How I first came across this moment? I first came across the Southpole clothing brand when I was assigned to Yokota Air Base in Fussa, Tokyo. In the days before the boycott, I shopped at the AAFES Base Exchange at the Yokota Community Center. I didn’t see the need to spend lavishly on the more well-known brands like Ralph Lauren Polo, Calvin Klein, Columbia, and IZOD: I found it more beneficial to spend more extravagantly on experiences in Japan rather than clothing in Japan. As a result, Southpole, Vintage Don, and U.S. Polo Assn. became my go-to clothing brands. Of the 3, Southpole had the better selection overall so I rolled with them mostly.
What it meant to me then? At the moment, it didn’t mean much to me other than the Southpole brand really fit well with my Tokyo swag….especially the T-shirts with the Southpole name and logo emblazoned on them.

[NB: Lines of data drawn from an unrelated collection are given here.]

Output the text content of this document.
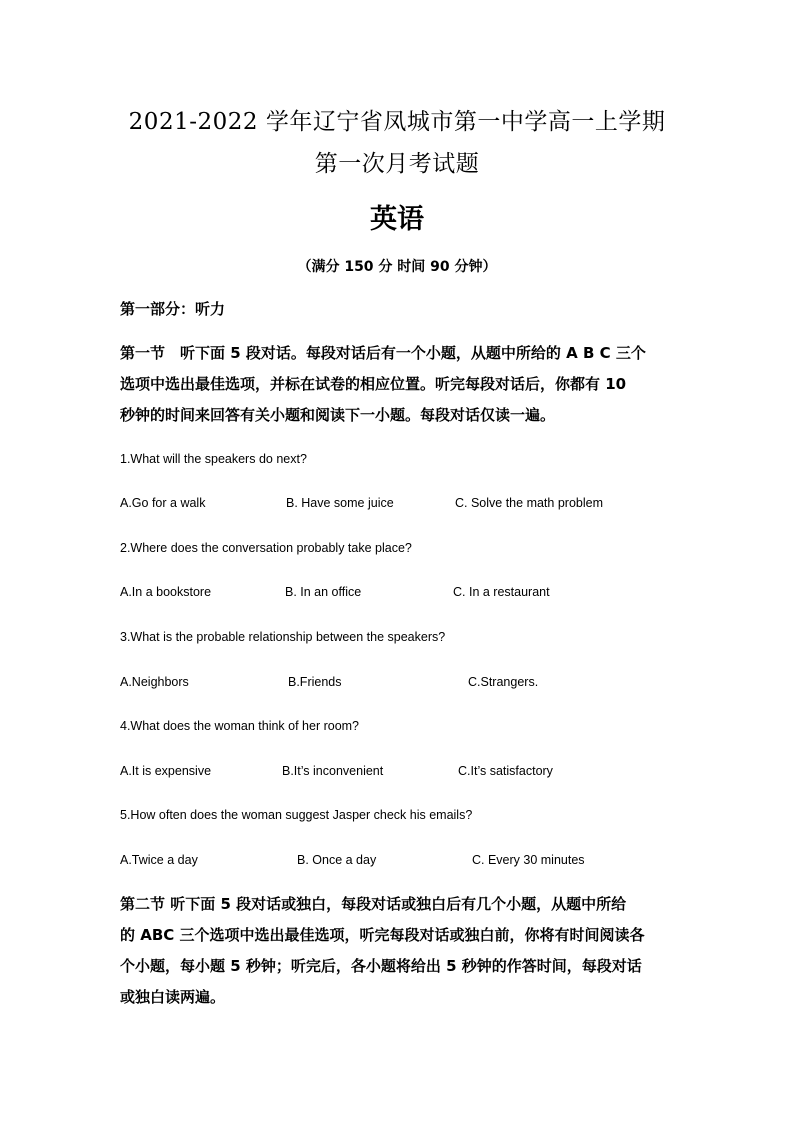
2021-2022 学年辽宁省凤城市第一中学高一上学期
第一次月考试题
英语
（满分 150 分 时间 90 分钟）
第一部分：听力
第一节　听下面 5 段对话。每段对话后有一个小题，从题中所给的 A B C 三个
选项中选出最佳选项，并标在试卷的相应位置。听完每段对话后，你都有 10
秒钟的时间来回答有关小题和阅读下一小题。每段对话仅读一遍。
1.What will the speakers do next?
A.Go for a walk	B. Have some juice	C. Solve the math problem
2.Where does the conversation probably take place?
A.In a bookstore	B. In an office	C. In a restaurant
3.What is the probable relationship between the speakers?
A.Neighbors	B.Friends	C.Strangers.
4.What does the woman think of her room?
A.It is expensive	B.It’s inconvenient	C.It’s satisfactory
5.How often does the woman suggest Jasper check his emails?
A.Twice a day	B. Once a day	C. Every 30 minutes
第二节 听下面 5 段对话或独白，每段对话或独白后有几个小题，从题中所给
的 ABC 三个选项中选出最佳选项，听完每段对话或独白前，你将有时间阅读各
个小题，每小题 5 秒钟；听完后，各小题将给出 5 秒钟的作答时间，每段对话
或独白读两遍。
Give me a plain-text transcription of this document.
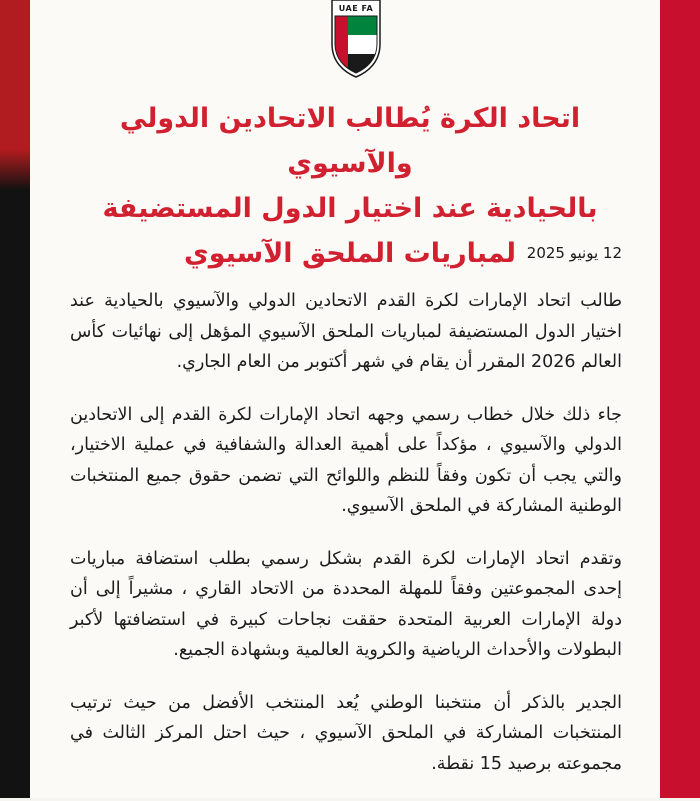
UAE FA
اتحاد الكرة يُطالب الاتحادين الدولي والآسيوي
بالحيادية عند اختيار الدول المستضيفة
لمباريات الملحق الآسيوي 12 يونيو 2025

طالب اتحاد الإمارات لكرة القدم الاتحادين الدولي والآسيوي بالحيادية عند اختيار الدول المستضيفة لمباريات الملحق الآسيوي المؤهل إلى نهائيات كأس العالم 2026 المقرر أن يقام في شهر أكتوبر من العام الجاري.

جاء ذلك خلال خطاب رسمي وجهه اتحاد الإمارات لكرة القدم إلى الاتحادين الدولي والآسيوي ، مؤكداً على أهمية العدالة والشفافية في عملية الاختيار، والتي يجب أن تكون وفقاً للنظم واللوائح التي تضمن حقوق جميع المنتخبات الوطنية المشاركة في الملحق الآسيوي.

وتقدم اتحاد الإمارات لكرة القدم بشكل رسمي بطلب استضافة مباريات إحدى المجموعتين وفقاً للمهلة المحددة من الاتحاد القاري ، مشيراً إلى أن دولة الإمارات العربية المتحدة حققت نجاحات كبيرة في استضافتها لأكبر البطولات والأحداث الرياضية والكروية العالمية وبشهادة الجميع.

الجدير بالذكر أن منتخبنا الوطني يُعد المنتخب الأفضل من حيث ترتيب المنتخبات المشاركة في الملحق الآسيوي ، حيث احتل المركز الثالث في مجموعته برصيد 15 نقطة.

What it means to me now? I haven’t rocked anything Southpole since my 2nd return to the United States from service overseas in 2010. I didn’t really find the brand readily available in American stores, which leads me to believe it’s a niche market…almost exclusive to overseas. I actually miss wearing the gear. It was nothing for me to be out on those Tokyo trains in the summer months, wearing a pair of Southpole black jean shorts, a red emblazoned Southpole T-shirt and my Reebok Classic sneakers. Sometimes, the swag was just that simple.